Paige hung her head and dug the heels of her hands into her eyes with what seemed an alarming pressure. “I know what you’re talking about, Mrs. Porter. I just didn’t know what to do when I saw the dollhouse in your house. I wasn’t sure it was the right one.”

“What would be the right one?” The midsize Tudor?

“It’s very complicated.”

I started to laugh and stopped when I realized that Paige wouldn’t get the significance of the Phrase of the Week. “Try me.”

Paige dropped her arms on the table with a thud that made me wince. I hoped she hadn’t hurt herself. I made a note to remind the people watching behind the pseudo-mirror that if they were going to keep her overnight, they needed to be sure she was kept safe from harming herself.

“Okay, I got this strange series of text messages and emails, all within about an hour the night before Varena was killed. This guy said Varena might be in danger but he wasn’t in a position to go to the police. He said he had evidence, some documents that he put in an envelope, and hid in one of Varena’s dollhouses. Then he said I should find the envelope and take it to the police.”

“Did he tell you which dollhouse?
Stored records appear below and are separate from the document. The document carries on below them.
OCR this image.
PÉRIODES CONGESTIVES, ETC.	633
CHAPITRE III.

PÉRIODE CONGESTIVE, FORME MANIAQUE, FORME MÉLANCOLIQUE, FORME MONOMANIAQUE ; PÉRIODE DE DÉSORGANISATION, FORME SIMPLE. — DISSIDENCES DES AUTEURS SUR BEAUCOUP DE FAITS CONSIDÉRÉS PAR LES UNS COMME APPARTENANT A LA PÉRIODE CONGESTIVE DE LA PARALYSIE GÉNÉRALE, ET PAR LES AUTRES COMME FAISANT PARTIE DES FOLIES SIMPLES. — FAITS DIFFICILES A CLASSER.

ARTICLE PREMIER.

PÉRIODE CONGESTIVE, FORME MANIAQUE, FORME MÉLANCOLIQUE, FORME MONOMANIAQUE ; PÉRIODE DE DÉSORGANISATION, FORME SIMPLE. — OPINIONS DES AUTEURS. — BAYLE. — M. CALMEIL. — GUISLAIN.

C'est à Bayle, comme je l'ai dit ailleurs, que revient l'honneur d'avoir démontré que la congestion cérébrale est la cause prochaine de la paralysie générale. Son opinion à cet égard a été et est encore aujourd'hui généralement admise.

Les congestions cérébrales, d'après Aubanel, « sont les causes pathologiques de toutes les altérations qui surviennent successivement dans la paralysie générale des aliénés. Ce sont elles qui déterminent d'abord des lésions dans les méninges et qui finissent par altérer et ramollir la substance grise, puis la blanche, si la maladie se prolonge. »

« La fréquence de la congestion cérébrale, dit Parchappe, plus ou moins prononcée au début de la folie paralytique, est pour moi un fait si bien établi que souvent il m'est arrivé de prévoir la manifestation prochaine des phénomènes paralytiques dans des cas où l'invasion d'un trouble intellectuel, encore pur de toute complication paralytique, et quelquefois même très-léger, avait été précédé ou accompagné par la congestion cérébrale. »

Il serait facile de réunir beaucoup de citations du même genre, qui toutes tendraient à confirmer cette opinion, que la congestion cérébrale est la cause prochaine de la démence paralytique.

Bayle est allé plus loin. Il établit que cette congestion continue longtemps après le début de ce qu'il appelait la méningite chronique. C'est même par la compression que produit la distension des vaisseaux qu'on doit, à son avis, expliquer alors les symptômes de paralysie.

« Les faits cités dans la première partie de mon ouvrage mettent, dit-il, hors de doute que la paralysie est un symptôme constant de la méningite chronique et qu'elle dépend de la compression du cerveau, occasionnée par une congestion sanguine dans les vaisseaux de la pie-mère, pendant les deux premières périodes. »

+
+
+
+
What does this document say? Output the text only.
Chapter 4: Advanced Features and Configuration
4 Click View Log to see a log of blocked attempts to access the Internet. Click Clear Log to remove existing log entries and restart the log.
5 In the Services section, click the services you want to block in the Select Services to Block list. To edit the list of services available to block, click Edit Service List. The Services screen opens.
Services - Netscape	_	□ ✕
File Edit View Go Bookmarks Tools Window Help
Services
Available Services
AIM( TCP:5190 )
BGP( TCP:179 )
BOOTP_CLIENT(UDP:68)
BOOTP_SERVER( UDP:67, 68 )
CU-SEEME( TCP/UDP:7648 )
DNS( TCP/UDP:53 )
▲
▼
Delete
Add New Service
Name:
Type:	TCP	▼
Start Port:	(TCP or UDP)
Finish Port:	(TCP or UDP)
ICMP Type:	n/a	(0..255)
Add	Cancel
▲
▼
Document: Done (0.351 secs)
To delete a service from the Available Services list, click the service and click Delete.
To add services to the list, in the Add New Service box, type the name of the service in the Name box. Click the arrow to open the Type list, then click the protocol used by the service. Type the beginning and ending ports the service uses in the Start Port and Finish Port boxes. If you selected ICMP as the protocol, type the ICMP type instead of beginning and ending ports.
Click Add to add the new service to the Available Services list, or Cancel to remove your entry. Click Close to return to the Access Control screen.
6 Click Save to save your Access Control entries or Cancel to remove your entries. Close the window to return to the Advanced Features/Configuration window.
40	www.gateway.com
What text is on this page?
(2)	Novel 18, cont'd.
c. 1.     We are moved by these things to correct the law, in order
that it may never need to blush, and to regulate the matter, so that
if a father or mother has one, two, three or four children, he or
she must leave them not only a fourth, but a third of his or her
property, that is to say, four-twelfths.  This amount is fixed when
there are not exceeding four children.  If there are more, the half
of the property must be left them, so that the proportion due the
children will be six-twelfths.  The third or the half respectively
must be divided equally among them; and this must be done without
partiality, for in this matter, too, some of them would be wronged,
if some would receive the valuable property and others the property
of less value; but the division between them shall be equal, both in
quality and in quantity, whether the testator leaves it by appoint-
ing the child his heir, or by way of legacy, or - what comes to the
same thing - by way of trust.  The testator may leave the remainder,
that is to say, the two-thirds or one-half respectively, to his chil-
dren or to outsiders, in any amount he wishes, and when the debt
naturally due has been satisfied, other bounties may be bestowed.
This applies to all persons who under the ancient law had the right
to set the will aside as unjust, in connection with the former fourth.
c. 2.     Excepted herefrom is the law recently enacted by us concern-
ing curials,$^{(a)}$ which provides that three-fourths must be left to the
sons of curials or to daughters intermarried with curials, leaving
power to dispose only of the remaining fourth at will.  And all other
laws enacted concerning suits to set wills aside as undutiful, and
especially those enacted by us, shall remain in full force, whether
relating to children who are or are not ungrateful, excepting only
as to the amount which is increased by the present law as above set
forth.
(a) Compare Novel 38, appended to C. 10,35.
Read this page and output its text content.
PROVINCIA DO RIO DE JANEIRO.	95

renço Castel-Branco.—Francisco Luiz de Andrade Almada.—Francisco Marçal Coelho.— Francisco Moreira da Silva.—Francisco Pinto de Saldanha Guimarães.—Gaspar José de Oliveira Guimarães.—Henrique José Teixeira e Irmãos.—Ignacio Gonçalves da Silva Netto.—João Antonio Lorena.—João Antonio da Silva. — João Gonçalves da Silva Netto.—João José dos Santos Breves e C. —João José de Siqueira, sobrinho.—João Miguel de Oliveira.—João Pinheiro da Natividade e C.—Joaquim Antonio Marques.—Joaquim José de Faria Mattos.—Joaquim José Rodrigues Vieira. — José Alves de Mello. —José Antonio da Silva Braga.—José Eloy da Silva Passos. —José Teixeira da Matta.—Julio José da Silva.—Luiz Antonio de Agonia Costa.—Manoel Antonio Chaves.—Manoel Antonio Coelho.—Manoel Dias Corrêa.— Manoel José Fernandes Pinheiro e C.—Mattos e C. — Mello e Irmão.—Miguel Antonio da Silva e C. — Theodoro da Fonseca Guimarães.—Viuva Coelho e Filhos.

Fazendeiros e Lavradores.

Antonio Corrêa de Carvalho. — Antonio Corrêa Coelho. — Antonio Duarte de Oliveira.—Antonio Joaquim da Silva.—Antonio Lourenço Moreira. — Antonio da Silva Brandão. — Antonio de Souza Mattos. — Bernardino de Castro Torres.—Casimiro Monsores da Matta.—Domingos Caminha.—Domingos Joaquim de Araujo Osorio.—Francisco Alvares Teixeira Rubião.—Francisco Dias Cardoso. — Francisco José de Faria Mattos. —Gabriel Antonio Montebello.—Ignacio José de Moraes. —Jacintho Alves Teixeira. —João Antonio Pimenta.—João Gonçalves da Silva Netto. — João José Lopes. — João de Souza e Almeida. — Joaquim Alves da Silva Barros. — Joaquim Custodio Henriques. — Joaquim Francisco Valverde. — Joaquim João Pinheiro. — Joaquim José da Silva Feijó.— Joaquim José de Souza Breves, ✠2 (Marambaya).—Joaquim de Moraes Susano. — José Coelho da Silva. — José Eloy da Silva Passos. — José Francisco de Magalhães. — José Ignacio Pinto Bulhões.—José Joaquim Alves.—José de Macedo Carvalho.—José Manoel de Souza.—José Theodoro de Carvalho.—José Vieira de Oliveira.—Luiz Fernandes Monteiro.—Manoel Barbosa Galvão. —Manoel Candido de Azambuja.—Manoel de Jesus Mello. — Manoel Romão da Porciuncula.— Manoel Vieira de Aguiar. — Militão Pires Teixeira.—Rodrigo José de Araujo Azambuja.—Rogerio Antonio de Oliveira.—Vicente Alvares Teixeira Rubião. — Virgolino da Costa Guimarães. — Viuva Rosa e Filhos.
Did you look for it?” It was hard to control the mounting excitement as I felt I was getting closer to the story behind the special-delivery dollhouse. If Varena’s murder was directly connected to the dollhouse, everything could be cleared up at home and on the Heights.

“The messages were all really short,” Paige said. “Like, I think he must have been at a café or something and the connection kept timing out. This was late at night. I was tossing around, couldn’t sleep. My phone was on in the charger and when it beeped that I had a text, I opened it and that’s what it said, what I just told you. I texted back and asked him all kinds of questions, like yours. We went a few rounds, sometimes by email, but when I asked him why he couldn’t just tell me why Varena was in danger, and who was she in danger from, and where exactly was this envelope, he didn’t write any more.”

“Did you try to reach him yesterday or today?”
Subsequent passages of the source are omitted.